けれど、ここまでの知識だけでは“それが書けない”。
そんな人のために、助動詞という“強力な武器があるのです”。
ファーストコンタクトで決まる“その後の展開”
例えば助動詞の“can”を教わる時、授業の冒頭でこんな始まり方をしたとします。
「今日は、助動詞のcanについて説明します。canと聞くと、瞬間的に頭の中で“~できる”という訳語が浮かぶ人も多いかも知れません。」
ですが、“can=~できる”だと思っている人は大間違い。
「canには、~があり得る(可能性)、~してもよい(許可)、~してもらえますか(依頼)などなど、~できる(能力)以外にもたくさんの用法があるのです。」
これを聞かされた生徒たちの反応を“想像してみてください”。
授業の冒頭部分でこれを聞かされた生徒たちのほとんどは“引いてしまいます”。
“覚えることが多い”のと“細かな使い分け”。
これは、生徒たちが嫌う“二大メンドクサイ”。
こんな話を冒頭部分で前面に押し出され、その後“真剣に話を聞いてくれる生徒”は、ほとんどいないでしょう。
もちろん、だからといって生徒たちの顔色をうかがって、“教えるべきことをカットしたり”、“覚える量を減らしたり”するわけではありません。
要は“手順の問題”です。
結果と知識を結びつける“働きかけ”
はじめから“あれも、これも”と知識を並べてみても、生徒たちには“入ってきません”。
例えば、先ほどの例に挙げた助動詞の“can”。
動詞の前に置くことで、“~できる(能力)”という
意味を表現出来るようになります。
これが、たいていの人がcanを見たときに真っ先に思い浮かべる知識。
これだけでも表現法は増えていると言えるのですが、ここでもう一つ例文を見てもらいます。

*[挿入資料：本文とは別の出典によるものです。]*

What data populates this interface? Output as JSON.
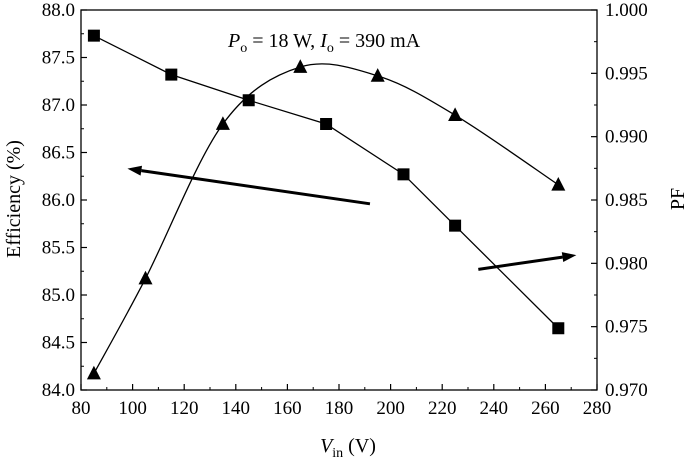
{
  "chart_data": {
    "type": "line",
    "annotation": {
      "p_symbol": "P",
      "p_sub": "o",
      "p_rest": " = 18 W, ",
      "i_symbol": "I",
      "i_sub": "o",
      "i_rest": " = 390 mA"
    },
    "xlabel": {
      "symbol": "V",
      "sub": "in",
      "unit": " (V)"
    },
    "ylabel_left": "Efficiency (%)",
    "ylabel_right": "PF",
    "xlim": [
      80,
      280
    ],
    "ylim_left": [
      84.0,
      88.0
    ],
    "ylim_right": [
      0.97,
      1.0
    ],
    "x_ticks": [
      "80",
      "100",
      "120",
      "140",
      "160",
      "180",
      "200",
      "220",
      "240",
      "260",
      "280"
    ],
    "y_left_ticks": [
      "84.0",
      "84.5",
      "85.0",
      "85.5",
      "86.0",
      "86.5",
      "87.0",
      "87.5",
      "88.0"
    ],
    "y_right_ticks": [
      "0.970",
      "0.975",
      "0.980",
      "0.985",
      "0.990",
      "0.995",
      "1.000"
    ],
    "grid": false,
    "series": [
      {
        "axis": "left",
        "marker": "square",
        "points": [
          [
            85,
            87.73
          ],
          [
            115,
            87.32
          ],
          [
            145,
            87.05
          ],
          [
            175,
            86.8
          ],
          [
            205,
            86.27
          ],
          [
            225,
            85.73
          ],
          [
            265,
            84.65
          ]
        ]
      },
      {
        "axis": "right",
        "marker": "triangle",
        "points": [
          [
            85,
            0.9713
          ],
          [
            105,
            0.9788
          ],
          [
            135,
            0.991
          ],
          [
            165,
            0.9955
          ],
          [
            195,
            0.9948
          ],
          [
            225,
            0.9917
          ],
          [
            265,
            0.9862
          ]
        ]
      }
    ],
    "arrows": [
      {
        "points_to": "left",
        "from": [
          192,
          85.96
        ],
        "to": [
          98,
          86.33
        ]
      },
      {
        "points_to": "right",
        "from": [
          234,
          85.27
        ],
        "to": [
          272,
          85.42
        ]
      }
    ]
  }
}
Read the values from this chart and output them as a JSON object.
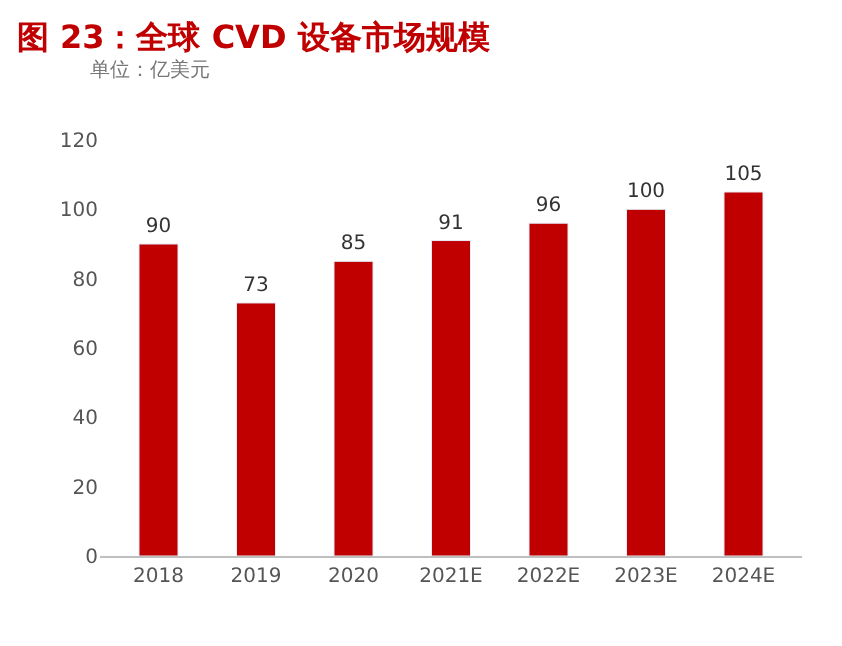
{
  "chart_data": {
    "type": "bar",
    "title": "图 23：全球 CVD 设备市场规模",
    "annotations": [
      "单位：亿美元"
    ],
    "categories": [
      "2018",
      "2019",
      "2020",
      "2021E",
      "2022E",
      "2023E",
      "2024E"
    ],
    "values": [
      90,
      73,
      85,
      91,
      96,
      100,
      105
    ],
    "color": "#c00000",
    "ylim": [
      0,
      120
    ],
    "yticks": [
      0,
      20,
      40,
      60,
      80,
      100,
      120
    ],
    "grid": false,
    "legend": false,
    "data_labels": true
  }
}
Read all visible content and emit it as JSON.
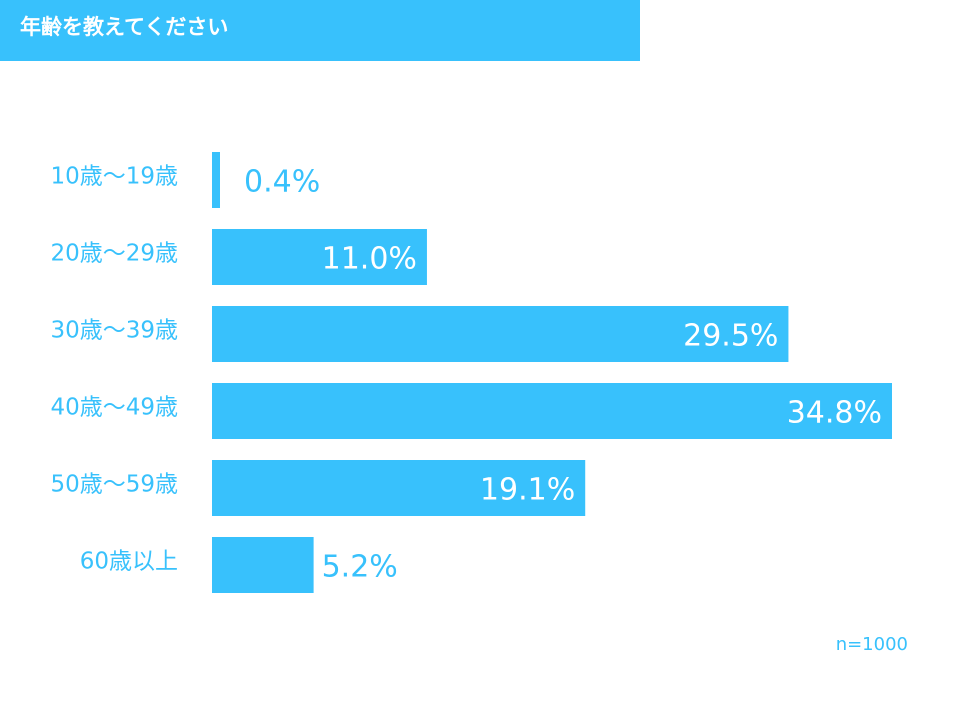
{
  "title": "年齢を教えてください",
  "note": "n=1000",
  "colors": {
    "bar": "#38c1fc",
    "label": "#38c1fc",
    "value_inside": "#ffffff",
    "value_outside": "#38c1fc",
    "background": "#ffffff"
  },
  "chart_data": {
    "type": "bar",
    "orientation": "horizontal",
    "categories": [
      "10歳～19歳",
      "20歳～29歳",
      "30歳～39歳",
      "40歳～49歳",
      "50歳～59歳",
      "60歳以上"
    ],
    "values": [
      0.4,
      11.0,
      29.5,
      34.8,
      19.1,
      5.2
    ],
    "value_labels": [
      "0.4%",
      "11.0%",
      "29.5%",
      "34.8%",
      "19.1%",
      "5.2%"
    ],
    "unit": "%",
    "title": "年齢を教えてください",
    "xlabel": "",
    "ylabel": "",
    "grid": false,
    "legend": "none"
  }
}
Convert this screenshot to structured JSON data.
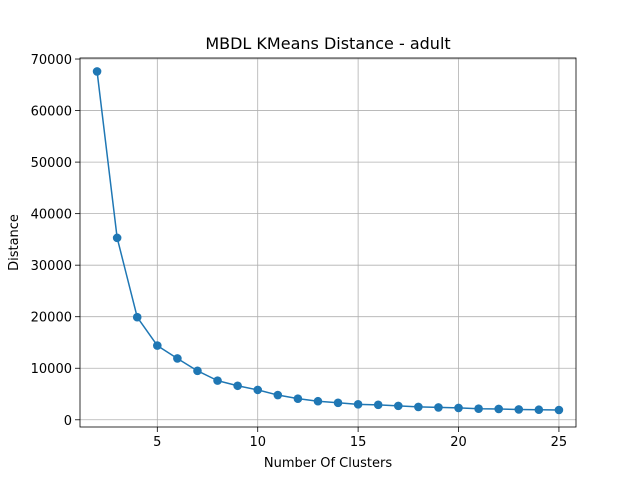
{
  "chart_data": {
    "type": "line",
    "title": "MBDL KMeans Distance - adult",
    "xlabel": "Number Of Clusters",
    "ylabel": "Distance",
    "xlim": [
      1.15,
      25.85
    ],
    "ylim": [
      -1400,
      70200
    ],
    "xticks": [
      5,
      10,
      15,
      20,
      25
    ],
    "yticks": [
      0,
      10000,
      20000,
      30000,
      40000,
      50000,
      60000,
      70000
    ],
    "grid": true,
    "color": "#1f77b4",
    "marker": "circle",
    "series": [
      {
        "x": [
          2,
          3,
          4,
          5,
          6,
          7,
          8,
          9,
          10,
          11,
          12,
          13,
          14,
          15,
          16,
          17,
          18,
          19,
          20,
          21,
          22,
          23,
          24,
          25
        ],
        "values": [
          67600,
          35300,
          19900,
          14400,
          11900,
          9500,
          7600,
          6600,
          5800,
          4800,
          4100,
          3600,
          3300,
          3000,
          2900,
          2700,
          2500,
          2400,
          2300,
          2150,
          2100,
          2000,
          1950,
          1900
        ]
      }
    ]
  }
}
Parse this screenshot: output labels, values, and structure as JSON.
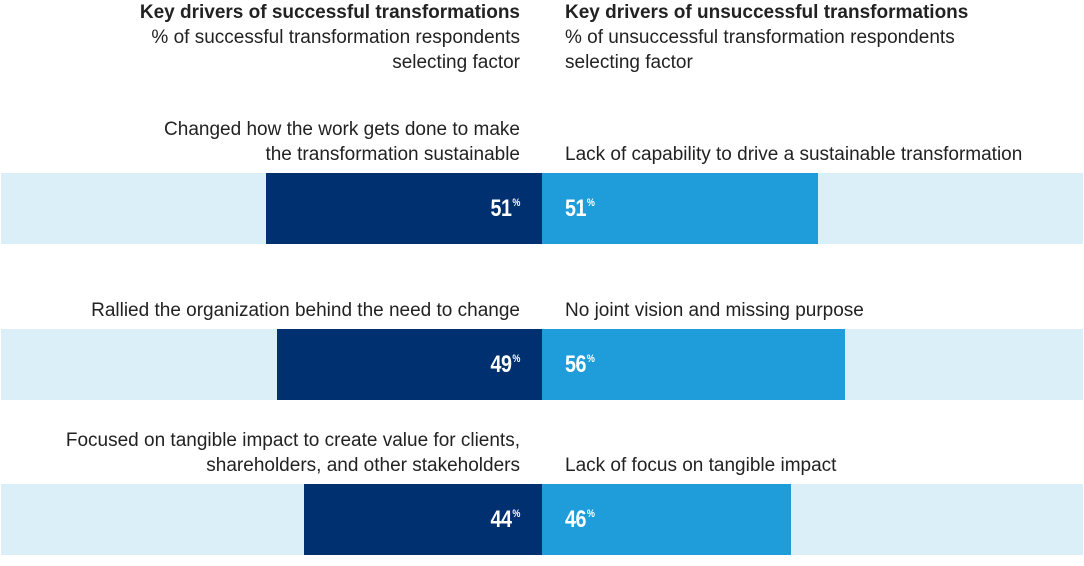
{
  "headers": {
    "left": {
      "title": "Key drivers of successful transformations",
      "subtitle_line1": "% of successful transformation respondents",
      "subtitle_line2": "selecting factor"
    },
    "right": {
      "title": "Key drivers of unsuccessful transformations",
      "subtitle_line1": "% of unsuccessful transformation respondents",
      "subtitle_line2": "selecting factor"
    }
  },
  "colors": {
    "successful": "#003070",
    "unsuccessful": "#1e9dda",
    "track": "#dbeff9"
  },
  "unit": "%",
  "chart_data": {
    "type": "bar",
    "orientation": "horizontal-diverging",
    "scale_max_percent": 100,
    "rows": [
      {
        "successful_label_line1": "Changed how the work gets done to make",
        "successful_label_line2": "the transformation sustainable",
        "successful_value": 51,
        "unsuccessful_label": "Lack of capability to drive a sustainable transformation",
        "unsuccessful_value": 51
      },
      {
        "successful_label_line1": "Rallied the organization behind the need to change",
        "successful_label_line2": "",
        "successful_value": 49,
        "unsuccessful_label": "No joint vision and missing purpose",
        "unsuccessful_value": 56
      },
      {
        "successful_label_line1": "Focused on tangible impact to create value for clients,",
        "successful_label_line2": "shareholders, and other stakeholders",
        "successful_value": 44,
        "unsuccessful_label": "Lack of focus on tangible impact",
        "unsuccessful_value": 46
      }
    ]
  }
}
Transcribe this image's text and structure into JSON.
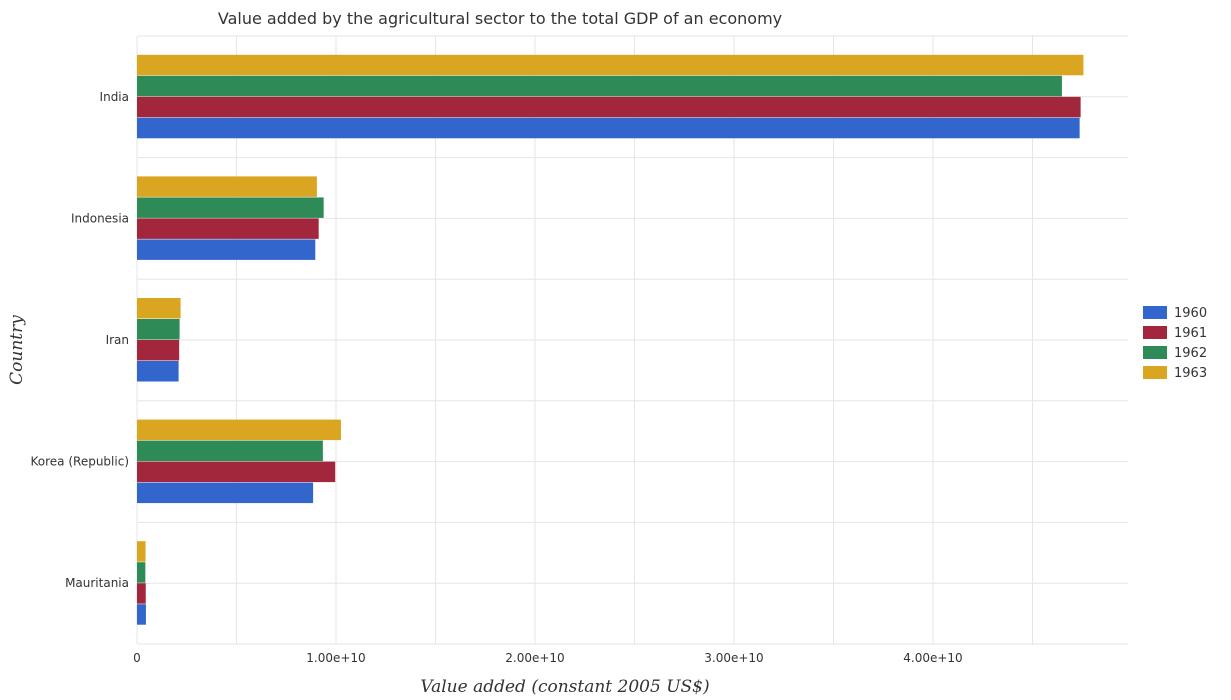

例)Dogs can bite your hand.(犬は人の手を噛むことがある)
これを見た生徒たちは、こう思うはずです。“噛むことができるじゃないの”と。
でも、よく考えてください。
“犬は人の手を噛むことができる”なんて言い方を普段しますか?
明らかに違和感があります。
そういうふうに生徒たちに“感じさせたタイミング”で、解説を入れていきます。
解説
犬には鋭い歯があります。
飼い主にもかみつこうと思えば、いつでも噛みつける“能力”がある。
つまり、その“能力”をもってして、噛みついてくる“可能性がありますよ”ということを伝えたい。
だから、この場合は“噛むことができる”よりも、“噛むことがある”のほうが表現として、“自然”というだけのことなんです。
結論
助動詞のように“文章に彩りを与えてくれる文法事項”は、その反面で、“覚えることが多い”とも言えます。
だからこそ“手順が大切”。
はじめから“知識ありき”の伝え方ではなく、核となる部分を押さえてから、いかにしてそこに“枝葉をつけるか”。
今回の内容が、その参考になればと思います。